Long before e-mail bulletins, tweets and Drudge Report siren headlines, there were alpha-numeric pagers and pay phones. As veteran east coast journalist Michael Lewittes recalls, these now antiquated devices played a key role in one of his earliest moments of reporter triumph.

“One night I was out to dinner and drinks with New York’s police commissioner and deputy commissioner,” Lewittes (pictured) tells FishbowlLA. “Across the pagers came the message that Tupac Shakur has been shot (not when he was murdered, but a previous shooting).”
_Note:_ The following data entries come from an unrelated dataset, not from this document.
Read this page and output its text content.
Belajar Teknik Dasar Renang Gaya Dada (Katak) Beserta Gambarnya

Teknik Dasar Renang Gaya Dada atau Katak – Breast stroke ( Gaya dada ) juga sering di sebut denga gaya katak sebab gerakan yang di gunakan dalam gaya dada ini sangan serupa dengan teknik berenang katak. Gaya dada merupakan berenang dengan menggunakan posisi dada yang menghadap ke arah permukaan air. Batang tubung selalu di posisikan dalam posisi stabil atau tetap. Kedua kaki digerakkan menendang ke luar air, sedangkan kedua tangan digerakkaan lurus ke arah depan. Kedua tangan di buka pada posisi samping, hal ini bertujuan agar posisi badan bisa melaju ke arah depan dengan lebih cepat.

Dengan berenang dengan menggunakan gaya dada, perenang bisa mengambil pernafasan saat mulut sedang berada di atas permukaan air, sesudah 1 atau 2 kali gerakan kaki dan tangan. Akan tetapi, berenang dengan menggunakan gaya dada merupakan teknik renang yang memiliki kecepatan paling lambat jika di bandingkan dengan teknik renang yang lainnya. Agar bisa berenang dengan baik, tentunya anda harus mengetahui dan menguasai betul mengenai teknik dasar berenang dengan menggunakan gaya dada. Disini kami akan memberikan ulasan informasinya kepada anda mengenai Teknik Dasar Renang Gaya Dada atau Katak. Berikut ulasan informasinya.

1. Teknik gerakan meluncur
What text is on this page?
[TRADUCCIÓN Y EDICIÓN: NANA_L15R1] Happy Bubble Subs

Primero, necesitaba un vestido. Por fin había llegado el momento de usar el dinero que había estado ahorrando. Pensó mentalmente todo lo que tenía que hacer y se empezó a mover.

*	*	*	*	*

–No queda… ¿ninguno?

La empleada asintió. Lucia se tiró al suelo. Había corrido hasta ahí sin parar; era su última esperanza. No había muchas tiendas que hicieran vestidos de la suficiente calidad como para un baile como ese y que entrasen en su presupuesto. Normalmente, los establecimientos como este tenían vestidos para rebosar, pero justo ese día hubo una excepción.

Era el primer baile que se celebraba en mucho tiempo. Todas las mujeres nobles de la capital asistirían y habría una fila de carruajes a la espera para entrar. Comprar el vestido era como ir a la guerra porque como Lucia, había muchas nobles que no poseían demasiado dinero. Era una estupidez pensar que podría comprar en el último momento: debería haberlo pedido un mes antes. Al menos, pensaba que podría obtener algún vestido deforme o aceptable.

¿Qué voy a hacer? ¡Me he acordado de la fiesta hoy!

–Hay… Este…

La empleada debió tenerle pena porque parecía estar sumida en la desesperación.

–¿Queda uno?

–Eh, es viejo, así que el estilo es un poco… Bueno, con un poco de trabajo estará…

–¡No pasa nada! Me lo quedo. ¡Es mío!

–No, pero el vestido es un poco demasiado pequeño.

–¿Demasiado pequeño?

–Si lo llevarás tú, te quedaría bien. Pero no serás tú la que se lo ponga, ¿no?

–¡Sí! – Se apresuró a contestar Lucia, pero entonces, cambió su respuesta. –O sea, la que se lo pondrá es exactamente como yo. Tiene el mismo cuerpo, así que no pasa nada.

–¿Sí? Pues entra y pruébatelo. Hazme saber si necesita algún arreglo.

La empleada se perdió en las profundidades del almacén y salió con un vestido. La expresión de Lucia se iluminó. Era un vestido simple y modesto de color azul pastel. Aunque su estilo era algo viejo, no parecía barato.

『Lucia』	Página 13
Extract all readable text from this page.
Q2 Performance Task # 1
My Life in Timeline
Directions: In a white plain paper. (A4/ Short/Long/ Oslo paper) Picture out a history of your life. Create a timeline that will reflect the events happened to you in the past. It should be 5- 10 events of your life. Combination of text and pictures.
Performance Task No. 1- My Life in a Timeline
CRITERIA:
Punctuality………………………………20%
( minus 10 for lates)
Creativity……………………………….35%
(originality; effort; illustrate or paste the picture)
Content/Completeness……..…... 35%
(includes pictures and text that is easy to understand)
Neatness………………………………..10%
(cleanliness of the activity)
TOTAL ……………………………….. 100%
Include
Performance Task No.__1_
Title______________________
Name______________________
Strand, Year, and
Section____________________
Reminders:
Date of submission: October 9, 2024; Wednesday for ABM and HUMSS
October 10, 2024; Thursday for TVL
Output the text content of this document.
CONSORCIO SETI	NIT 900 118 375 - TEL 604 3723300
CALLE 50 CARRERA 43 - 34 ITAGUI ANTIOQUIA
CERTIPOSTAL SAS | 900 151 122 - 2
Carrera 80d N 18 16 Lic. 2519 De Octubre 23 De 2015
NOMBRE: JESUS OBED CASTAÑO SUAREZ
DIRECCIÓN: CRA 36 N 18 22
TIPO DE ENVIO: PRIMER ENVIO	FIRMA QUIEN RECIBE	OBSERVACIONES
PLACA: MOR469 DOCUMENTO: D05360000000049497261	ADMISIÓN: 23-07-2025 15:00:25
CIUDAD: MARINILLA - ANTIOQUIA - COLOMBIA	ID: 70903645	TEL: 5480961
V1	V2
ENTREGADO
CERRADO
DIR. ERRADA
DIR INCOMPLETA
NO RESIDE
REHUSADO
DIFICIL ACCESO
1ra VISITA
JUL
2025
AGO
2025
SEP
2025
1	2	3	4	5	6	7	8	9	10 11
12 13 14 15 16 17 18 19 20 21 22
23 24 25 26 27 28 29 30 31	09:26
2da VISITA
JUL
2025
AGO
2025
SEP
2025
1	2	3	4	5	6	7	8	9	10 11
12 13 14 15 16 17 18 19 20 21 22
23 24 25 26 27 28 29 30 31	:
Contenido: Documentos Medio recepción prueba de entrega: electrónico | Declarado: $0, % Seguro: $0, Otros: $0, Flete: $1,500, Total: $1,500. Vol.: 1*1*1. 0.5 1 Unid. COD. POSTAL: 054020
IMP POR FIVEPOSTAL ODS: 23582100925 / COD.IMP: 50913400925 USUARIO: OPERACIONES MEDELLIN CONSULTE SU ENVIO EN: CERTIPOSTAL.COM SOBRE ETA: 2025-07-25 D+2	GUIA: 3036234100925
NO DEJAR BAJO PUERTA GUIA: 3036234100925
“I got the scoop,” he continues. “I had to drop a quarter in a pay phone to call the desk at the New York Daily News. Just a few hours later, I was on the subway — en route to work — and the riders were reading the Daily News and our rivals, the New York Post. But only the Daily News had the Tupac exclusive that he had been shot outside of a recording studio on the West Side in New York. And it remained a Daily News exclusive all day long on the radio and news broadcasts.”

“Naturally, today that story would have been picked up in a split second, spread across the globe, and no one would have known it was broken by the Daily News.”

The era of “hat tip” entertainment journalism is replete with theft, cacophonous forward-momentum and miraculously scrubbed errant reports. Which for Lewittes, who moved on from the Daily News to Cosmopolitan, the Post, US Weekly and Access Hollywood, frames his latest gig. Since 2009, he has been calling out bad entertainment reporting on his well-respected website gossipcop.com. And he has, in part, Perez Hilton to thank for this.